Het geding is behandeld ter zitting van 5 december 2000. Daar heeft appellant zich doen vertegenwoordigen door
mr K.D. van Loo, werkzaam bij de gemeente Groningen, en is - zoals schriftelijk was aangekondigd - gedaagde noch in persoon noch bij gemachtigde verschenen.
II. MOTIVERING
Aan de aangevallen uitspraak - waarin appellant is aangeduid als verweerders en gedaagde als eiseres - ontleent de Raad de volgende feiten en omstandigheden:
"Verweerders hebben bij besluit van 30 maart 1998 aan eiseres meegedeeld dat zij over de perioden van 1 april 1993 tot 1 september 1993 en van 1 september 1994 tot 1 september 1996 niet volledig en/of correct heeft voldaan aan de in artikel 30 ABW
neergelegde inlichtingenverplichting, nu zij niet heeft aangegeven in die perioden een uitkering uit lijfrente te hebben ontvangen. Voorts hebben verweerders het uitkeringsrecht van eiseres over genoemde perioden herzien en van haar een bedrag van f 51.216,94 teruggevorderd.
Eiseres heeft tegen dit besluit op 16 juli 1998 een bezwaarschrift ingediend, waarbij zij heeft aangevoerd dat verweerders ten onrechte ervan zijn uitgegaan dat zij de inlichtingenplicht heeft geschonden nu de door haar ontvangen uitkering niet relevant is voor de vaststelling van het recht op bijstand.
Verweerders hebben bij hun thans bestreden besluit deze bezwaren ongegrond verklaard. Naar het oordeel van verweerders is er sprake van voor de bepaling van het recht op bijstand relevante inkomsten en heeft eiseres daarvan ten onrechte geen opgave gedaan aan de Dienst SOZAWE.

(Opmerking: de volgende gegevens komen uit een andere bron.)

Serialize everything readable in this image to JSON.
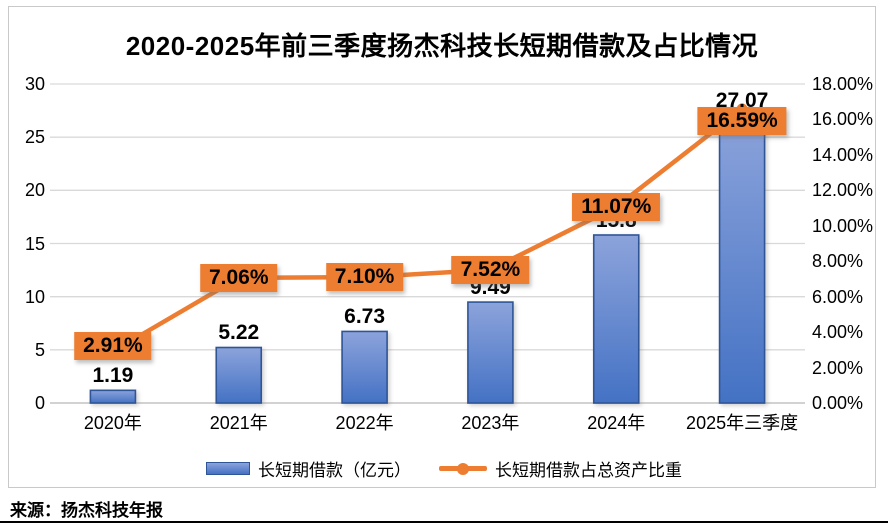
{
  "chart_data": {
    "type": "combo-bar-line",
    "title": "2020-2025年前三季度扬杰科技长短期借款及占比情况",
    "categories": [
      "2020年",
      "2021年",
      "2022年",
      "2023年",
      "2024年",
      "2025年三季度"
    ],
    "series": [
      {
        "name": "长短期借款（亿元）",
        "type": "bar",
        "axis": "left",
        "values": [
          1.19,
          5.22,
          6.73,
          9.49,
          15.8,
          27.07
        ],
        "labels": [
          "1.19",
          "5.22",
          "6.73",
          "9.49",
          "15.8",
          "27.07"
        ]
      },
      {
        "name": "长短期借款占总资产比重",
        "type": "line",
        "axis": "right",
        "values": [
          2.91,
          7.06,
          7.1,
          7.52,
          11.07,
          16.59
        ],
        "labels": [
          "2.91%",
          "7.06%",
          "7.10%",
          "7.52%",
          "11.07%",
          "16.59%"
        ]
      }
    ],
    "left_axis": {
      "min": 0,
      "max": 30,
      "step": 5,
      "tick_labels": [
        "0",
        "5",
        "10",
        "15",
        "20",
        "25",
        "30"
      ]
    },
    "right_axis": {
      "min": 0,
      "max": 18,
      "step": 2,
      "tick_labels": [
        "0.00%",
        "2.00%",
        "4.00%",
        "6.00%",
        "8.00%",
        "10.00%",
        "12.00%",
        "14.00%",
        "16.00%",
        "18.00%"
      ]
    },
    "grid": true,
    "legend_position": "bottom",
    "colors": {
      "bar_gradient_top": "#8CA3DB",
      "bar_gradient_bottom": "#4472C4",
      "bar_border": "#2F5597",
      "line": "#ED7D31",
      "label_box_bg": "#ED7D31",
      "gridline": "#D9D9D9",
      "axis_line": "#D2D2D2",
      "text": "#000000"
    }
  },
  "source_note": "来源：扬杰科技年报"
}
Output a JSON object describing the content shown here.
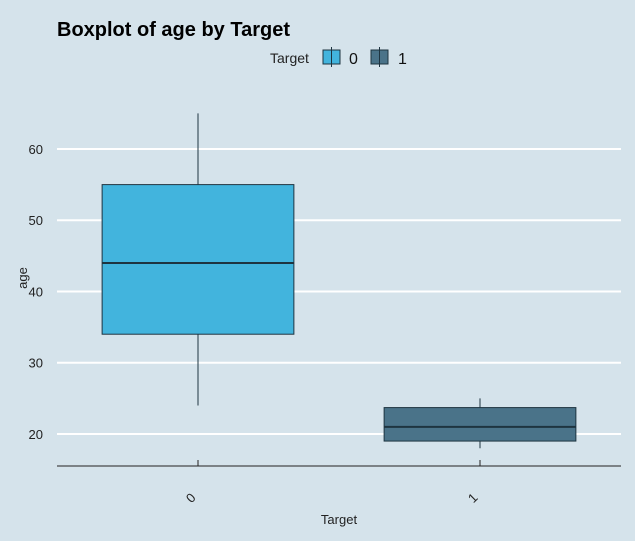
{
  "chart_data": {
    "type": "boxplot",
    "title": "Boxplot of age by Target",
    "xlabel": "Target",
    "ylabel": "age",
    "categories": [
      "0",
      "1"
    ],
    "legend": {
      "title": "Target",
      "position": "top",
      "entries": [
        {
          "label": "0",
          "color": "#42b4dd"
        },
        {
          "label": "1",
          "color": "#4a7389"
        }
      ]
    },
    "ylim": [
      15.5,
      68
    ],
    "yticks": [
      20,
      30,
      40,
      50,
      60
    ],
    "grid": "horizontal",
    "boxes": [
      {
        "category": "0",
        "min": 24,
        "q1": 34,
        "median": 44,
        "q3": 55,
        "max": 65,
        "color": "#42b4dd"
      },
      {
        "category": "1",
        "min": 18,
        "q1": 19,
        "median": 21,
        "q3": 23.7,
        "max": 25,
        "color": "#4a7389"
      }
    ]
  }
}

Eiseres kan zich hier niet mee verenigen en heeft naar voren gebracht dat het bestreden besluit onvoldoende gemotiveerd is en dat het door eiseres ontvangen smartengeld buiten beschouwing blijft voor de vaststelling van het recht op bijstand. Subsidiair is aangevoerd dat er sprake is van bijzondere omstandigheden op grond waarvan van terugvordering had moeten worden afgezien.".
Deze feiten en omstandigheden worden door partijen niet betwist en vormen ook voor de Raad het uitgangspunt bij zijn oordeelsvorming. Hieraan voegt de Raad slechts toe dat gedaagde over de periode van 1 september 1993 tot 1 september 1994 geen aanspraak op bijstand had en dat de haar met ingang van 1 september 1994 weer toegekende uitkering op grond van de ABW met ingang van 1 september 1996 is beëindigd.
De rechtbank heeft bij de aangevallen uitspraak het beroep dat gedaagde tegen het bestreden besluit van 22 september 1998 heeft ingesteld, gegrond verklaard, dat besluit vernietigd, het bezwaarschrift van gedaagde alsnog gegrond verklaard en het primaire besluit van 30 maart 1998 vernietigd, alsook beslissingen inzake proceskosten en griffierecht gegeven. De vernietiging van het bestreden besluit heeft de rechtbank ontleend aan haar oordeel dat appellant niet alle op de zaak betrekking hebbende stukken heeft ingezonden en gestoeld op het bepaalde in de artikelen 8:42 juncto 8:31 van de Awb. Voorts heeft de rechtbank - om proceseconomische redenen - een oordeel gegeven over de inhoudelijke kant van de zaak; zij is tot het volgende gekomen:
"De lijfrente-uitkeringen zijn naar het oordeel van de rechtbank gelet op de vorenbedoelde dading en de titel op grond waarvan de lijfrentes zijn gevestigd bezwaarlijk anders te begrijpen dan als uitgestelde betalingen van de eiseres toekomende schadevergoeding en niet -zoals verweerders kennelijk menen- als inkomsten uit voor bijstandsverstrekking relevant vermogen.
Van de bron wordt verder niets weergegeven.